Before I know it, the seasons are changing. It becomes too cold to go anywhere, so we admire the city lights from L’s faraway balcony. My wigs get tangled from being continually tossed onto the floor. After a while, the short mop of frizz on my head loses its novelty, so I don’t even bother hiding it anymore. L’s fingers graze through it while we watch movies on the couch, inoculated somehow against the coarse kinks and damaged ends. He says I’m ‘negatively charged’ because I’m so sensitive to touch. He traces lines onto my skin that feel like live wires. 

There are still worries I harbor that I don’t expect him to understand. All day long I sprinkle strands of hair over the surfaces of his apartment, and when I see them, I surreptitiously try to sweep them into tumbleweeds to throw away before he sees. Many minutes I could be spending with him are lost to his bathroom mirror, poking at every pore, stepping out pink and inflamed. I worry sometimes that my stresses and sadnesses might be too heavy, even for both of us at once. But I think he sees me for who I really am, and he isn’t scared of me. I always thought I would have to choose between proximity and being understood. I resigned myself to believing it’s too lofty to have both. But now that I have it all, I wouldn’t dare give up either one.
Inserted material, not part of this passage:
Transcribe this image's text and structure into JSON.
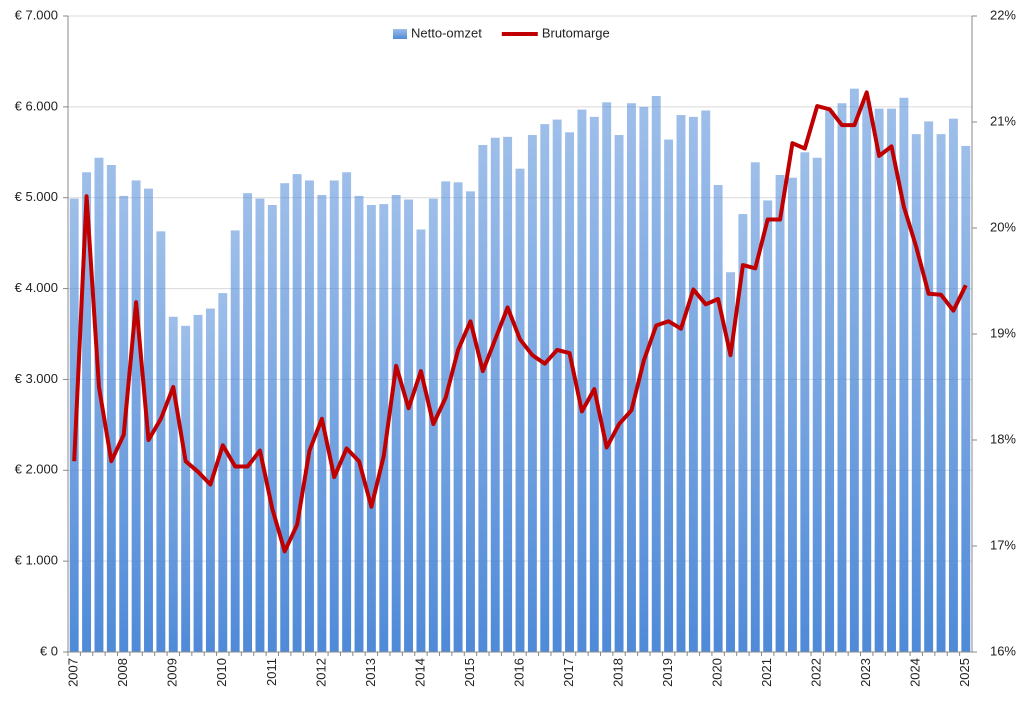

My newest wig is named Tessa. She is carrot-red with shoulder-length waves and long bangs. I buy her because L says he likes the look of frontwomen in pop-punk bands with vibrant hair, and I wear her out to a shindig we go to on New Year’s Day. It is only our second time hanging out around other people as a couple. We are sitting on floral cushions spaced out around a fire pit, holding mugs of spiced cider with both hands, when snow starts to fall. Amid the wash of white, Tessa is the center of attention. I’m warm in my cheeks—I’m in love, after all! 

L drives us home in snowy fog. Back in the apartment, those few hours already seem so far removed, I can hardly believe I wasn’t dreaming. It felt natural, perhaps deceivingly so. Taking off the wig is gut-wrenching, like Cinderella when the clock strikes midnight. I’m only myself again.

He asks me what’s wrong. 

“I feel stupid for wearing that wig.”

“Why’s that?”

“It was way too flashy. They could definitely tell it wasn’t real. I wish I didn’t have to parade around pretending like this, but my pulling is getting worse and I’m past the point of being able to hide it anymore. I should just shave my head, to be honest, but I can’t bring myself to do that either because then my hair might never grow back at all. I don’t know what to do. I feel so hopeless…”

He sighs and brings me into his arms. “I’m not sure what the right thing to say is, but I really love you.”

Fortunately for him, that was the right thing to say.